Kampala, Uganda | THE INDEPENDENT | Experts have expressed concern over the high rates of mental distress among people living in refugee settlements.
Speaking during a dinner to mark the 30th anniversary of Transcultural Psychosocial Organisation (TPO) Uganda on Friday, Peter Okwi, the NGO’s Country Director called for increased investment into the provision of mental health services.
He noted that they are seeing an increase in reports of people who attempt and those who commit suicide in the refugee settlements.
Okwi says that as a solution to this problem, the organization introduced an innovation of psychological first aid to attend to basic needs of the refugees in order to reduce mental distress. He says that they do this by offering a comforting presence and awareness about the common triggers of stress.
In the last 30 years, the organization reports to have reached about 5.5million people in 73 districts with interventions in the area of prevention of violence, creating livelihoods for displaced people in addition to linking those with various forms of mental distress to appropriate counselors, psychologists and psychiatrists.
Patrick Mangeni, the founder of TPO said that while there is a lot of work that both government and NGOs have done to improve lives of refugees living in organized settlements, nothing much has been done about urban refugees and asylum seekers and many of them are as a result living in deplorable conditions.
He pointed out that many of them cannot be traced and offered appropriate psychosocial care that they require and therefore urged TPO to conduct research that will guide up on the best interventions to help them.
According to statistics by the Office of the Prime Minister (OPM), there are an estimated 90,000 refugees and asylum seekers living in Kampala but experts say the number could be bigger and growing to extend to other cities and urban areas.
Patrick Okello the Commissioner in charge of refugees at the OPM acknowledges that urban refugees are vulnerable and notes that so far, the government is promoting peaceful coexistence between them and the host community.

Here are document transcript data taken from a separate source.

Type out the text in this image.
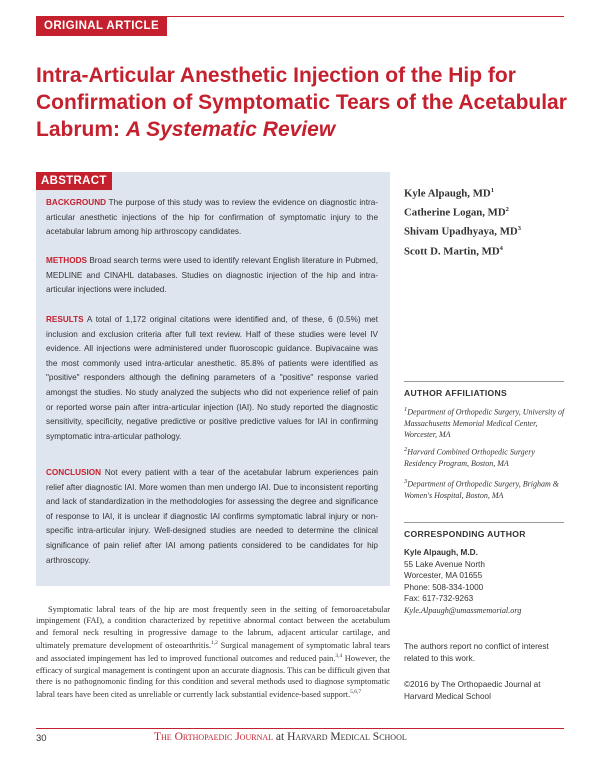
ORIGINAL ARTICLE
Intra-Articular Anesthetic Injection of the Hip for
Confirmation of Symptomatic Tears of the Acetabular
Labrum: A Systematic Review
ABSTRACT

BACKGROUND The purpose of this study was to review the evidence on diagnostic intra-articular anesthetic injections of the hip for confirmation of symptomatic injury to the acetabular labrum among hip arthroscopy candidates.

METHODS Broad search terms were used to identify relevant English literature in Pubmed, MEDLINE and CINAHL databases. Studies on diagnostic injection of the hip and intra-articular injections were included.

RESULTS A total of 1,172 original citations were identified and, of these, 6 (0.5%) met inclusion and exclusion criteria after full text review. Half of these studies were level IV evidence. All injections were administered under fluoroscopic guidance. Bupivacaine was the most commonly used intra-articular anesthetic. 85.8% of patients were identified as "positive" responders although the defining parameters of a "positive" response varied amongst the studies. No study analyzed the subjects who did not experience relief of pain or reported worse pain after intra-articular injection (IAI). No study reported the diagnostic sensitivity, specificity, negative predictive or positive predictive values for IAI in confirming symptomatic intra-articular pathology.

CONCLUSION Not every patient with a tear of the acetabular labrum experiences pain relief after diagnostic IAI. More women than men undergo IAI. Due to inconsistent reporting and lack of standardization in the methodologies for assessing the degree and significance of response to IAI, it is unclear if diagnostic IAI confirms symptomatic labral injury or non-specific intra-articular injury. Well-designed studies are needed to determine the clinical significance of pain relief after IAI among patients considered to be candidates for hip arthroscopy.

Kyle Alpaugh, $MD^1$
Catherine Logan, $MD^2$
Shivam Upadhyaya, $MD^3$
Scott D. Martin, $MD^4$
AUTHOR AFFILIATIONS

$^1$Department of Orthopedic Surgery, University of Massachusetts Memorial Medical Center, Worcester, MA

$^2$Harvard Combined Orthopedic Surgery Residency Program, Boston, MA

$^3$Department of Orthopedic Surgery, Brigham & Women's Hospital, Boston, MA

CORRESPONDING AUTHOR
Kyle Alpaugh, M.D.
55 Lake Avenue North
Worcester, MA 01655
Phone: 508-334-1000
Fax: 617-732-9263
Kyle.Alpaugh@umassmemorial.org

The authors report no conflict of interest related to this work.

©2016 by The Orthopaedic Journal at Harvard Medical School

Symptomatic labral tears of the hip are most frequently seen in the setting of femoroacetabular impingement (FAI), a condition characterized by repetitive abnormal contact between the acetabulum and femoral neck resulting in progressive damage to the labrum, adjacent articular cartilage, and ultimately premature development of osteoarthritis.$^{1,2}$ Surgical management of symptomatic labral tears and associated impingement has led to improved functional outcomes and reduced pain.$^{3,4}$ However, the efficacy of surgical management is contingent upon an accurate diagnosis. This can be difficult given that there is no pathognomonic finding for this condition and several methods used to diagnose symptomatic labral tears have been cited as unreliable or currently lack substantial evidence-based support.$^{5,6,7}$

30	The Orthopaedic Journal at Harvard Medical School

He says unlike those living in designated settlements, urban refugees and asylum seekers are living in different locations which makes interventions targeting just them quite untenable.
As part of the solutions to help them get a better quality of life, they have also embarked on voluntary repatriation and relocation of some of them to third countries citing Canada, where they have already had about 50,000 refugees resettled.
Dr Hafsa Lukwata who heads the Mental Health Division in the Ministry of Health said suicide is bound to happen with the hopelessness that comes with displacement.
She adds that the ministry has tried going to refugee settlements to offer mental health services and uses an open policy that allows them to be referred to public hospitals for free healthcare just like Ugandans in the host communities.
However, she notes that for urban refugees, it’s quite difficult for health workers to offer them targeted services since they are not confined in one place.
Uganda is Africa’s biggest refugee host country with more than 1.7million refugees currently settled in either the demarcated settlements or in the community.